Ads 468x60px

.

Pages

1 Temmuz 2013

Upside Down (2012) : Çekim Kuvveti...


Bilim-Kurgu / romantik diye bir film türü var mı bilmiyorum ama Upside Down tam da bu tür bir film . Ve diyor ki : "Aşk öyle bir şey ki, gezegenlerin çekim kuvvetlerine bile meydan okuyor"

Öyle bir sistem düşünün ki, birbirine komşu iki gezegen var. Komşu derken birbirlerine bir hayli yakınlar. Baya baya yakınlar yani. Öyle ki bir gezegendeki herhangi bir dağın zirvesine çıktığınızda, karşı gezegendeki herhangi bir dağın zirvesine sadece metrelerce mesafe kalıyor. Öyle fantastik bir sistem. Ancak gelin görün ki, bu kadar yakın olmasına rağmen iki gezegendeki insanlar karşı gezegene gidemiyor. Çünkü hepsi kendi gezegeninin çekim alanı içinde.

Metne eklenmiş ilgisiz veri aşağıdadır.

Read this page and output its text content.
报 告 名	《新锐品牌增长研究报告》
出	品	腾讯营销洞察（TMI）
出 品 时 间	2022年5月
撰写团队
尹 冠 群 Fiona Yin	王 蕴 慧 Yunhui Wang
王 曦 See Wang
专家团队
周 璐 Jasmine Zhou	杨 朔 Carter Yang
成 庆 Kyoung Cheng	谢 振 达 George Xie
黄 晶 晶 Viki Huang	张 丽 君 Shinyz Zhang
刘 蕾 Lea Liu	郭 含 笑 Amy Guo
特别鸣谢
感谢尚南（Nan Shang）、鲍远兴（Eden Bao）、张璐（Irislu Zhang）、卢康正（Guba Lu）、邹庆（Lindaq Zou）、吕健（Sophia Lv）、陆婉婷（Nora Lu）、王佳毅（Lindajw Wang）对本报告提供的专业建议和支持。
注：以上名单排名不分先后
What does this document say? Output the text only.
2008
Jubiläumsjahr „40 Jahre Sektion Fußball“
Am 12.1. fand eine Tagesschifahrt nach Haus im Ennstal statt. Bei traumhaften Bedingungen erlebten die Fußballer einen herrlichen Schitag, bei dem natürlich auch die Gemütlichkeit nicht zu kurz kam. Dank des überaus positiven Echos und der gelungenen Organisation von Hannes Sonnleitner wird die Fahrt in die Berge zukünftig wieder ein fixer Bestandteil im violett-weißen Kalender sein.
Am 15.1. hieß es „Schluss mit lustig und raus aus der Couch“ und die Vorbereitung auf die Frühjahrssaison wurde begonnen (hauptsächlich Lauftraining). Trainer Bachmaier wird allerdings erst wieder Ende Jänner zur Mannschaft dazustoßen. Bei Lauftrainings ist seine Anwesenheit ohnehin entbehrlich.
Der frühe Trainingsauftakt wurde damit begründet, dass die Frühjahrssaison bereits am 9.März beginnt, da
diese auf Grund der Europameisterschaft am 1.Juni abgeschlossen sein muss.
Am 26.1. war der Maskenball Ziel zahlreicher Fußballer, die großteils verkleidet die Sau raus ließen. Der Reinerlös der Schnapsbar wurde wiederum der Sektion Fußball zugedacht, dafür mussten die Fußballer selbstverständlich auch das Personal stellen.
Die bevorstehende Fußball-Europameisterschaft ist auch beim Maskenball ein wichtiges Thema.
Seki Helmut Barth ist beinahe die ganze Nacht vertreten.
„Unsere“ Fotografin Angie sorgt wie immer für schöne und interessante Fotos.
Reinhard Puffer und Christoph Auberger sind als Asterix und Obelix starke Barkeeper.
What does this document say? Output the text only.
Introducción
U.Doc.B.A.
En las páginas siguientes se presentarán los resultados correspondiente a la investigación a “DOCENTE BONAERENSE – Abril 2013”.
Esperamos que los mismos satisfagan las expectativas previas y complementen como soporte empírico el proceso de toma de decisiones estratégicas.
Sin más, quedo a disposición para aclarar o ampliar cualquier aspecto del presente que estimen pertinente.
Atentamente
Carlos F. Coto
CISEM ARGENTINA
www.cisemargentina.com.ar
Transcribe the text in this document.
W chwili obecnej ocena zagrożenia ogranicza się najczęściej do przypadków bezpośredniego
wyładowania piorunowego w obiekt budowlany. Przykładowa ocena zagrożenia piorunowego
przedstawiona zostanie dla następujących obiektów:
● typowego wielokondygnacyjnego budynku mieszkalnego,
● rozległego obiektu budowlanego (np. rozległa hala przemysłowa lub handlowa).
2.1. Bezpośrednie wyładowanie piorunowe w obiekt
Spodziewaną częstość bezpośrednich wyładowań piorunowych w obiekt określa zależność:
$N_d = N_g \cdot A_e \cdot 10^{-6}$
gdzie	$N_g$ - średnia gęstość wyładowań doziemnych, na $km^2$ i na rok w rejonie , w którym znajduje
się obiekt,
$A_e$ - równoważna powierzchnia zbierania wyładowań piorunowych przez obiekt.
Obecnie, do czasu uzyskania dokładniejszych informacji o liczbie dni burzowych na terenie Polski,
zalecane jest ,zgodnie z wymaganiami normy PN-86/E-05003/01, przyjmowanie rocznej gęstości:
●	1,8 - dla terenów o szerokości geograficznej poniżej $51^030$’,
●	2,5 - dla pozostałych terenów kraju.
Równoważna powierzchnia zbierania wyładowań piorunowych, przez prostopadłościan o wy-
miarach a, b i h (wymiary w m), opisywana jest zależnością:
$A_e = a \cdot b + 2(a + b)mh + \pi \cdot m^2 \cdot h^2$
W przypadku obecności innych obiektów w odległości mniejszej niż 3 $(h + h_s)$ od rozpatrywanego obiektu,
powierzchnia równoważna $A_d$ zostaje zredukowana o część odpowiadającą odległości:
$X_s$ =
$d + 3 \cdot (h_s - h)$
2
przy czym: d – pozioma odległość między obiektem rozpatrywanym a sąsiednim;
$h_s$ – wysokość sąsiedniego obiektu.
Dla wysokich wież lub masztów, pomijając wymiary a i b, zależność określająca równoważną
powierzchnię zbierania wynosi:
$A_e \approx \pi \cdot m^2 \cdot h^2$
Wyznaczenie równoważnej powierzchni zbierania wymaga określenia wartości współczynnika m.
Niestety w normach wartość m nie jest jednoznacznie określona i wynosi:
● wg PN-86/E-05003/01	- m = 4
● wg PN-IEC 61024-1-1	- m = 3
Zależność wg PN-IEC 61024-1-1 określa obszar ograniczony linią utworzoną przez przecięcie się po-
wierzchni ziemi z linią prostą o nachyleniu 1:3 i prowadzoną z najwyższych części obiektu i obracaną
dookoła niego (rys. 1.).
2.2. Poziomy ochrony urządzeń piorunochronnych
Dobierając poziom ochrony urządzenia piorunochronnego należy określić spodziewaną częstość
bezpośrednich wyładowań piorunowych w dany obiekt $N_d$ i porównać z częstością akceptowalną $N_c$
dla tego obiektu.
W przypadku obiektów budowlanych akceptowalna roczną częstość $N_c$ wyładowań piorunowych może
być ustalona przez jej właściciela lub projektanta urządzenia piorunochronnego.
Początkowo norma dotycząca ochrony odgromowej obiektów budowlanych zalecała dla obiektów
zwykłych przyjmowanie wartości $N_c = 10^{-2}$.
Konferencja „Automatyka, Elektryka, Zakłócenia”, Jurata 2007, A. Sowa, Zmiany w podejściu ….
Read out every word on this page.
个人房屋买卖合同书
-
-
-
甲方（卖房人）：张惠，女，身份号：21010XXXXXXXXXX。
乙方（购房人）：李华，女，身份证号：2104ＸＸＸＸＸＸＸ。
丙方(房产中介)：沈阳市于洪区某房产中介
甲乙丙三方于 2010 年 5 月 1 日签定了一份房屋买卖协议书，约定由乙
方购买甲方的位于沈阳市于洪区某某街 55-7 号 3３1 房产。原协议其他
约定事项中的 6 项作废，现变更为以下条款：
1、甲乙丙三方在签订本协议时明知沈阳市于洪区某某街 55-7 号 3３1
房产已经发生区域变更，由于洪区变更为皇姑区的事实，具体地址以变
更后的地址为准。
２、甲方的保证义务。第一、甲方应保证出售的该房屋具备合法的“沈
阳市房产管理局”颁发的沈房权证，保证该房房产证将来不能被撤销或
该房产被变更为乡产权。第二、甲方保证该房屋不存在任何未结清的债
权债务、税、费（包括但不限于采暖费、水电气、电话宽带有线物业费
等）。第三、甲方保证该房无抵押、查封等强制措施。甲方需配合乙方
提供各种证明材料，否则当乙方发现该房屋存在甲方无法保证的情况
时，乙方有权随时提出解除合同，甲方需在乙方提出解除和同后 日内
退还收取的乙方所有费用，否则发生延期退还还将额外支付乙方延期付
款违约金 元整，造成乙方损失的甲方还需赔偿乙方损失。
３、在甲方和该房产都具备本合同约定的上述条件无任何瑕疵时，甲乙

Şimdi fark ettiyseniz ortada bir yasak var. Üstelik bu ideolojik bir yasak da değil. Tamamen bilim kurallarına göre, fizik kurallarına göre bir yasak. Karşı gezegene ge-çe-mez-sin. Eeee madem ortada bir yasak var destansı bir aşk için gerekli ortam sağlanmış demektir :). Zira anlattığım sistemde izleyeceğimiz şey....Aşk. 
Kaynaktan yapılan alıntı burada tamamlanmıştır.